Chris - As one theoretical physicist said “you have to be very cautious of maths and theoretical physics because you can prove anything you like on paper.” Actually it’s really whether or not it’s manifest up there in the sky that’s a different matter. Wouldn’t you agree Katie?
Katie - I certainly would, yeah. We’ve got a few quick fire questions for you:
In episode 4, Luke Skywalker blows up the evil Death Star by shooting proton torpedos from his X-wing fighter. Are proton torpedos a real thing?
Ben - Yeah. Proton torpedos are absolutely a real thing, and they exist in the Large Hadron Collider. You have lots of these bunches of about a billion protons; there are 8 thousand in each beam - in counter-rotating beams. I don’t know what you call the torpedo, but there’s a length of them a few metres long, and they’re sent round at very close to the speed of light. You can’t put your hand in the beam because it would burn a hole through it.
Katie - So would it be possible to use this as a weapon?
Ben - Absolutely, yeah. You could do. If you fired this thing out in space the protons would travel a long distance. The thing is, if you use it in the atmosphere, protons are going to lose energy pretty quickly, but it would still have a range.

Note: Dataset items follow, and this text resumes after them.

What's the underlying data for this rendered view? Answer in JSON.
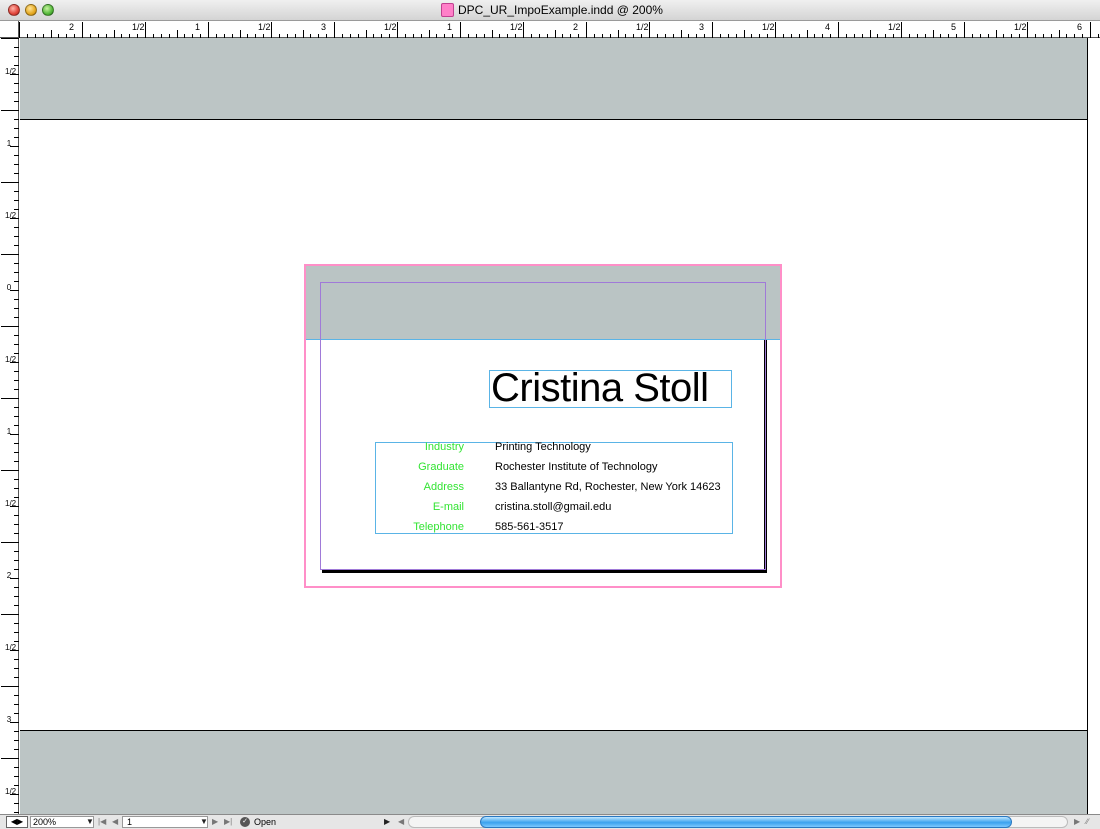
{
  "window": {
    "title": "DPC_UR_ImpoExample.indd @ 200%"
  },
  "ruler": {
    "horizontal_labels": [
      "2",
      "1/2",
      "1",
      "1/2",
      "3",
      "1/2",
      "1",
      "1/2",
      "2",
      "1/2",
      "3",
      "1/2",
      "4",
      "1/2",
      "5",
      "1/2",
      "6"
    ],
    "vertical_labels": [
      "1/2",
      "1",
      "1/2",
      "0",
      "1/2",
      "1",
      "1/2",
      "2",
      "1/2",
      "3",
      "1/2"
    ]
  },
  "card": {
    "name": "Cristina Stoll",
    "fields": [
      {
        "label": "Industry",
        "value": "Printing Technology"
      },
      {
        "label": "Graduate",
        "value": "Rochester Institute of Technology"
      },
      {
        "label": "Address",
        "value": "33 Ballantyne Rd, Rochester, New York 14623"
      },
      {
        "label": "E-mail",
        "value": "cristina.stoll@gmail.edu"
      },
      {
        "label": "Telephone",
        "value": "585-561-3517"
      }
    ],
    "label_color": "#33e433"
  },
  "statusbar": {
    "zoom": "200%",
    "page": "1",
    "document_status": "Open"
  },
  "colors": {
    "pasteboard": "#bcc5c5",
    "bleed_guide": "#ff8fc8",
    "margin_guide": "#a07ad8",
    "frame_edge": "#5ab4e6",
    "scroll_thumb": "#3aa2ee"
  }
}
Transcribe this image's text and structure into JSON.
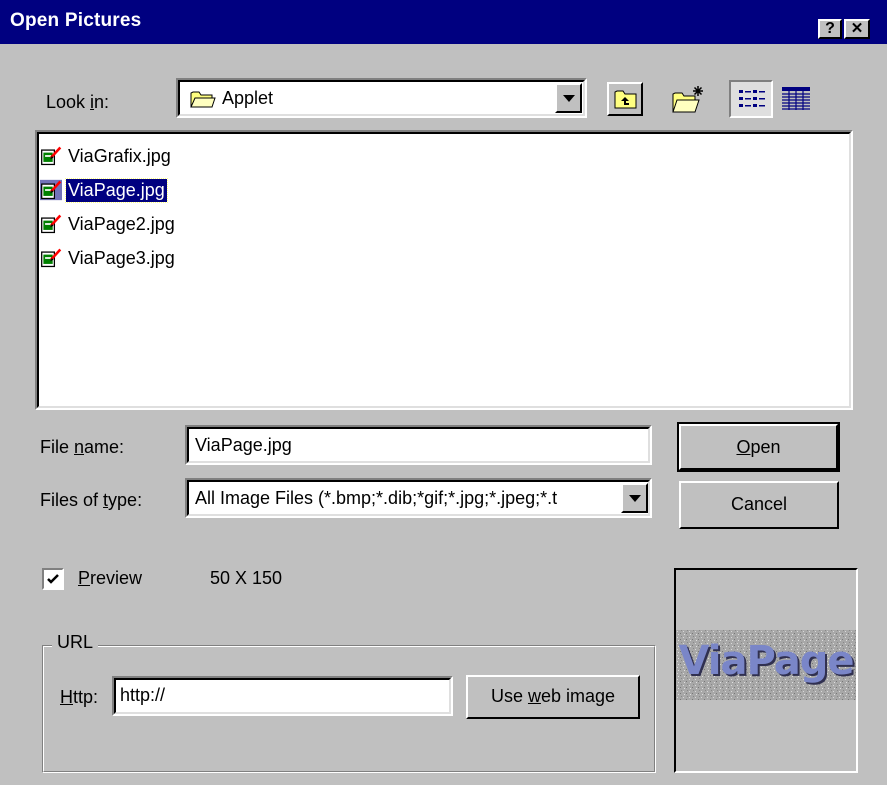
{
  "window": {
    "title": "Open Pictures",
    "help_glyph": "?",
    "close_glyph": "✕"
  },
  "toolbar": {
    "look_in_label_pre": "Look ",
    "look_in_label_u": "i",
    "look_in_label_post": "n:",
    "look_in_value": "Applet",
    "icons": [
      "folder-icon",
      "up-one-level-icon",
      "new-folder-icon",
      "list-view-icon",
      "details-view-icon"
    ]
  },
  "files": [
    {
      "name": "ViaGrafix.jpg",
      "selected": false
    },
    {
      "name": "ViaPage.jpg",
      "selected": true
    },
    {
      "name": "ViaPage2.jpg",
      "selected": false
    },
    {
      "name": "ViaPage3.jpg",
      "selected": false
    }
  ],
  "form": {
    "file_name_label_pre": "File ",
    "file_name_label_u": "n",
    "file_name_label_post": "ame:",
    "file_name_value": "ViaPage.jpg",
    "file_type_label_pre": "Files of ",
    "file_type_label_u": "t",
    "file_type_label_post": "ype:",
    "file_type_value": "All Image Files (*.bmp;*.dib;*gif;*.jpg;*.jpeg;*.t"
  },
  "buttons": {
    "open_u": "O",
    "open_rest": "pen",
    "cancel": "Cancel",
    "use_web_pre": "Use ",
    "use_web_u": "w",
    "use_web_post": "eb image"
  },
  "preview": {
    "checked": true,
    "label_u": "P",
    "label_rest": "review",
    "dimensions": "50 X 150",
    "image_text": "ViaPage"
  },
  "url": {
    "group_label": "URL",
    "http_label_u": "H",
    "http_label_rest": "ttp:",
    "http_value": "http://"
  }
}
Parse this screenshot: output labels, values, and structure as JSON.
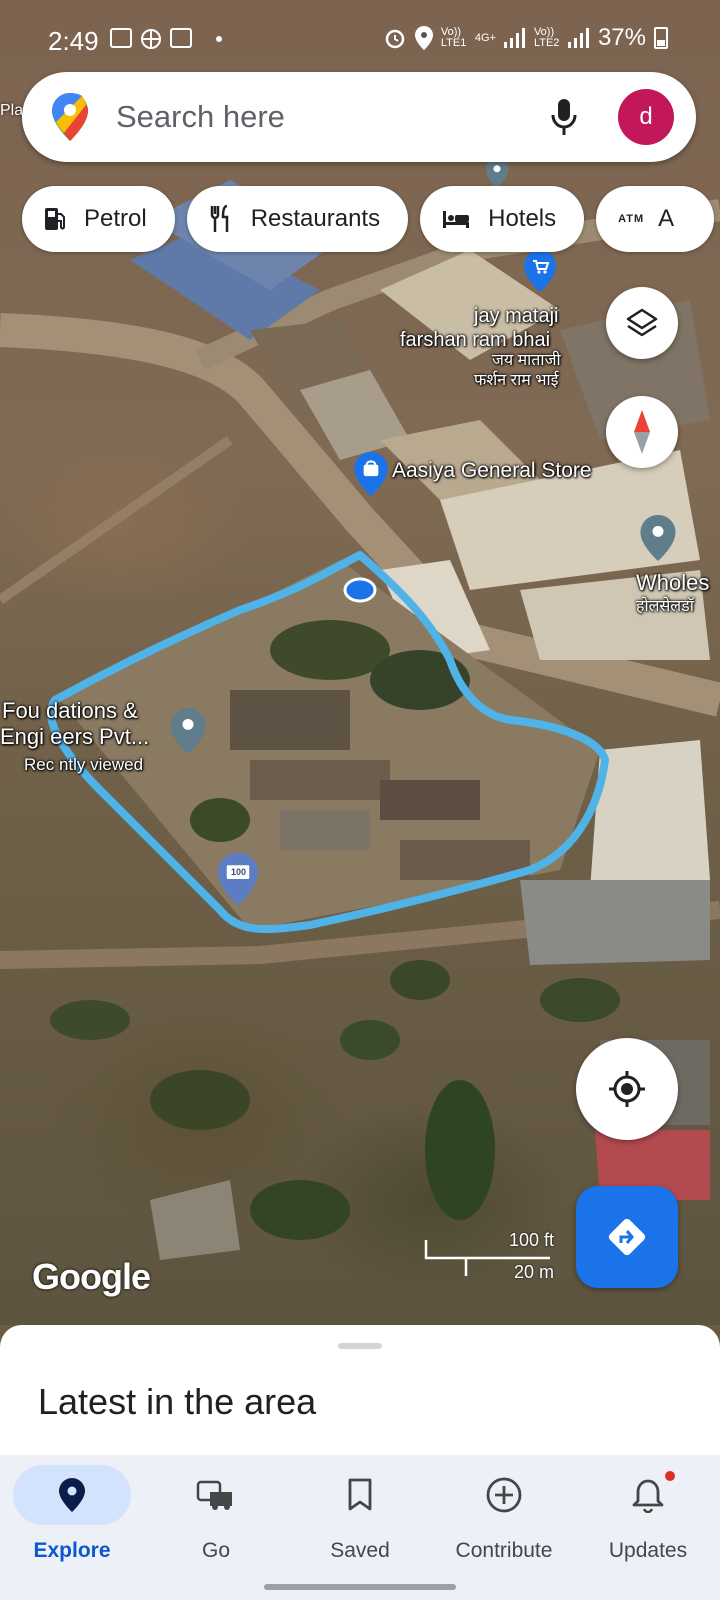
{
  "status_bar": {
    "time": "2:49",
    "network_left": "Vo)) LTE1",
    "network_mid": "4G+",
    "network_right": "Vo)) LTE2",
    "battery": "37%"
  },
  "search": {
    "placeholder": "Search here",
    "avatar_letter": "d",
    "avatar_color": "#c2185b",
    "left_cut_label": "Pla"
  },
  "chips": [
    {
      "label": "Petrol",
      "icon": "petrol-pump-icon"
    },
    {
      "label": "Restaurants",
      "icon": "fork-knife-icon"
    },
    {
      "label": "Hotels",
      "icon": "bed-icon"
    },
    {
      "label": "A",
      "prefix": "ATM",
      "icon": "atm-icon"
    }
  ],
  "map_labels": {
    "shop1_line1": "jay mataji",
    "shop1_line2": "farshan ram bhai",
    "shop1_hindi1": "जय माताजी",
    "shop1_hindi2": "फर्शन राम भाई",
    "store": "Aasiya General Store",
    "wholesale": "Wholes",
    "wholesale_hindi": "होलसेलडॉ",
    "company_line1": "Fou dations &",
    "company_line2": "Engi eers Pvt...",
    "recently": "Rec ntly viewed",
    "badge": "100"
  },
  "scale": {
    "feet": "100 ft",
    "meters": "20 m"
  },
  "branding": "Google",
  "sheet": {
    "title": "Latest in the area"
  },
  "nav": [
    {
      "label": "Explore",
      "icon": "pin-icon",
      "active": true
    },
    {
      "label": "Go",
      "icon": "car-icon",
      "active": false
    },
    {
      "label": "Saved",
      "icon": "bookmark-icon",
      "active": false
    },
    {
      "label": "Contribute",
      "icon": "plus-circle-icon",
      "active": false
    },
    {
      "label": "Updates",
      "icon": "bell-icon",
      "active": false,
      "notification_dot": true
    }
  ],
  "colors": {
    "accent": "#1a73e8",
    "nav_active": "#0b57d0",
    "outline": "#4fb3e8"
  }
}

If you could get enough power into the beam it would be pretty formidable.
Chris - People are using this clinically, aren’t they, to do cancer therapy because you can fire a beam of protons into a tumour and they can be predicted in terms of how fast they’ll slow down? And if they slow down and stop, and dump all of their energy just in the cancer they do a lot more harm to the cancer than the tissue around them.
Ben - That’s right, yeah. It’s got advantages over conventional radiotherapy where you get extra damage on the entry and exit of the body. It’s not indicated for all cancers, but I think particularly for deep tumours it’s proved very useful.
Katie - We’ve just got time for one more quick question for you:
Can I ever get my own droid like R2D2 or BB8 to help me out with tasks around the house?
Ben - That’s coming, I’m sure. We’re getting self-driving cars. I think in the near future there’s going to be self-loathing cars. AI is all over everywhere. That’s science fact, that’s not science fiction.